Return on Assets Calculator

Calculate Return on Assets (ROA) to measure how efficiently a company generates profit from its total assets.

Calculate ROA to measure how efficiently a company uses its assets.

About This Calculator

The Return on Assets (ROA) Calculator measures how efficiently a company uses its assets to generate profit. A higher ROA indicates better asset utilization and management effectiveness.

ROA Formula

ROA = (Net Income / Total Assets) × 100

Industry Benchmarks

  • 5%+ is generally considered good
  • 20%+ is excellent for most industries
  • Asset-heavy industries (utilities) typically have lower ROA

Frequently Asked Questions

How is return on assets ROA calculated?

ROA = (Net Income ÷ Total Assets) × 100. This shows how efficiently a company uses its assets to generate profit. Higher ROA means better asset utilization.

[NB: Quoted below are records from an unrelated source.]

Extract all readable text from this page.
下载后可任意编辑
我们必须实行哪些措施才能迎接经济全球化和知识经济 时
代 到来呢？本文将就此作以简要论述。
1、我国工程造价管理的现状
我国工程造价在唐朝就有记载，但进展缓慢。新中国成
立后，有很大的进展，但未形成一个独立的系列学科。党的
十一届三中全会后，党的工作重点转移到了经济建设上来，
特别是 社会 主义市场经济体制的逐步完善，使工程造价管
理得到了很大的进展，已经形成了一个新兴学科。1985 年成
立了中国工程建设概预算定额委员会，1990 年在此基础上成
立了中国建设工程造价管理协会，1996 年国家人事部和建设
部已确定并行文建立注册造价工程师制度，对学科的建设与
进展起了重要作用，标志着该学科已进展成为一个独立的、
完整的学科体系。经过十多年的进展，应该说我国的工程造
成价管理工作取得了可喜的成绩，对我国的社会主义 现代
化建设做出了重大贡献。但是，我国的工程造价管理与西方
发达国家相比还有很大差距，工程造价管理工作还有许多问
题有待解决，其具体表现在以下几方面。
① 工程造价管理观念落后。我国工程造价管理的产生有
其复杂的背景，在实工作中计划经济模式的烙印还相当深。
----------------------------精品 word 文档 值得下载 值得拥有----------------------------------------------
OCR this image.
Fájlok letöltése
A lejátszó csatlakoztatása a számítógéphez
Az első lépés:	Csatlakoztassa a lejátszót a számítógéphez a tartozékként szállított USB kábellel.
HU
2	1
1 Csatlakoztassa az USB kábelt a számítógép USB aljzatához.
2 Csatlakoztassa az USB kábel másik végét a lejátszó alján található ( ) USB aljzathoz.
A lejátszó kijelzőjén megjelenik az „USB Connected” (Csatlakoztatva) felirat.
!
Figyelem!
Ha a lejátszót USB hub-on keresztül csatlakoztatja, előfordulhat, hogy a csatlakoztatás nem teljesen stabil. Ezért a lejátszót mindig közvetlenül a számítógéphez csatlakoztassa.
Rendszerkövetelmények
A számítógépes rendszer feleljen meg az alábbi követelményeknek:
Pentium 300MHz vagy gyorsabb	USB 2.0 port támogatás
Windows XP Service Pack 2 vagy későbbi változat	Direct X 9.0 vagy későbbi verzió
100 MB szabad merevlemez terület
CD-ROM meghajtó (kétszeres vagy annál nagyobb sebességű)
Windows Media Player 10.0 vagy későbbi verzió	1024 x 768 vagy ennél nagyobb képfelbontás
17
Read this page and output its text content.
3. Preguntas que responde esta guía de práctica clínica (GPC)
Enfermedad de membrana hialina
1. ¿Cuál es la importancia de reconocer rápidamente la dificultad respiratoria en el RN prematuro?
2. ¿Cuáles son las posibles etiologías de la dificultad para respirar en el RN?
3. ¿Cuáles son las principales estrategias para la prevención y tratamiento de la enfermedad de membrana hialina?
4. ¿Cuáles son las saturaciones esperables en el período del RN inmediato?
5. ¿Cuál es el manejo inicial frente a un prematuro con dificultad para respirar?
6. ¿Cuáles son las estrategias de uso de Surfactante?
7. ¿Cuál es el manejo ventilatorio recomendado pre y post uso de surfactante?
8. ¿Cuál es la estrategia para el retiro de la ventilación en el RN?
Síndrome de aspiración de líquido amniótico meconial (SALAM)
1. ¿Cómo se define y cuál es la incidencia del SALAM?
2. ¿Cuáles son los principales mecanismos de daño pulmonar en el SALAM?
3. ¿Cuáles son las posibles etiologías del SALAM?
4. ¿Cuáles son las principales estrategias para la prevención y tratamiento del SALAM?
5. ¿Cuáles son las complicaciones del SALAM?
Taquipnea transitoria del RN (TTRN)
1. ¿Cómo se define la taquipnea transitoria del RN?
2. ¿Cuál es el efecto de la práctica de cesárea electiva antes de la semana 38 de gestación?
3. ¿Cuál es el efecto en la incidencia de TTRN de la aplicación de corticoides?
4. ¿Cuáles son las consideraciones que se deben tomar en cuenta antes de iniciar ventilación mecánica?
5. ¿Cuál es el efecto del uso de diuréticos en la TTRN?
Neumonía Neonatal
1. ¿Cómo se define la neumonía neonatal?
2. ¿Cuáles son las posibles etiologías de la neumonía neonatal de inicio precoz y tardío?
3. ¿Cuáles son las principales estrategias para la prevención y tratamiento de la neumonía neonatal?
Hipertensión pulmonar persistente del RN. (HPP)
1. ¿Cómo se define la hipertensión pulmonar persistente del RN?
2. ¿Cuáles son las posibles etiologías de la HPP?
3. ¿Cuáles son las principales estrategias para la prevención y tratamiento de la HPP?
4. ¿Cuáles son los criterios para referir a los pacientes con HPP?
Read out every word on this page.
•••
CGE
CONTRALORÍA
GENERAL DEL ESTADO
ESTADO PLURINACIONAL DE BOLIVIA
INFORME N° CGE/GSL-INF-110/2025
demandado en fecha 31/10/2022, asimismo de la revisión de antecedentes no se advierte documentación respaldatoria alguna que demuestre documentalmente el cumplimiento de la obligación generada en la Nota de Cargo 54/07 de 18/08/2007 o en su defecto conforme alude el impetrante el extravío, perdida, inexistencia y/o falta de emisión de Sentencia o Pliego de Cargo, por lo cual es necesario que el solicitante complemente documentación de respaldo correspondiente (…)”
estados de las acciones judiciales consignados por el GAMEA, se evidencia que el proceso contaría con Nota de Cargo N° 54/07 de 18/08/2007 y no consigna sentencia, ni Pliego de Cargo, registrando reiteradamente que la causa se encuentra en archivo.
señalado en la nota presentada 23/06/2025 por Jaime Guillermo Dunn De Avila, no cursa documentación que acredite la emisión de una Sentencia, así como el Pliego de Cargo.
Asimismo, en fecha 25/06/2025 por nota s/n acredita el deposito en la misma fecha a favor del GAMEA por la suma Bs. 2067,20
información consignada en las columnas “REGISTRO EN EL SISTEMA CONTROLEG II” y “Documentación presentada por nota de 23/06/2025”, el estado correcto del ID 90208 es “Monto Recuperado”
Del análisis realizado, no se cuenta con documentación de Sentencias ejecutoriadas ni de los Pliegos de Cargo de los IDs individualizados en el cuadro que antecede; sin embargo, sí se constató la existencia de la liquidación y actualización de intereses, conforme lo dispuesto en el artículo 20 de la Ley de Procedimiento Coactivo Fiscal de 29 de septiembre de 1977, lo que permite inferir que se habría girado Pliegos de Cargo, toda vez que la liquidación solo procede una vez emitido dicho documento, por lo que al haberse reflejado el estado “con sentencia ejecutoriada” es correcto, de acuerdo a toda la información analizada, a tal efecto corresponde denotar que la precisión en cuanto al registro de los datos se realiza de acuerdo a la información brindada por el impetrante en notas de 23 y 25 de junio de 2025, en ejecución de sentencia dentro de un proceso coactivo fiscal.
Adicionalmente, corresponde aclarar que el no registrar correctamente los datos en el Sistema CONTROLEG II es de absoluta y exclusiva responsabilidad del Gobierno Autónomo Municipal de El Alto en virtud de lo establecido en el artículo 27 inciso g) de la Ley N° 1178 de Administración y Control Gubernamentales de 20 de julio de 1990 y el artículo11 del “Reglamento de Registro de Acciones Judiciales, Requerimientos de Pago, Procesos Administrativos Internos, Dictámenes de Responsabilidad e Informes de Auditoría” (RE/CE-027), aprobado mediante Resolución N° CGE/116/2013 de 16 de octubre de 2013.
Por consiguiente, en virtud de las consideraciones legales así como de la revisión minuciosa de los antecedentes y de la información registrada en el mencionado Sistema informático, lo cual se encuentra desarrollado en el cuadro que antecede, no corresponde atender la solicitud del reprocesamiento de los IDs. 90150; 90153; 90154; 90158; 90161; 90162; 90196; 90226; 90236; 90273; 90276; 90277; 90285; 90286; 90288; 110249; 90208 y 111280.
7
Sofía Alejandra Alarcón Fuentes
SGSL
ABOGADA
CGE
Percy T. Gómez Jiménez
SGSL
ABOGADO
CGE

What is a good ROA for a company?

5%+ is generally good, 20%+ is excellent. Asset-heavy industries (manufacturing, utilities) typically have lower ROA than asset-light businesses (software, services).

Return on assets vs return on equity difference?

ROA measures profit from all assets. ROE measures profit from shareholder equity only. ROE is typically higher because it excludes debt financing from the denominator.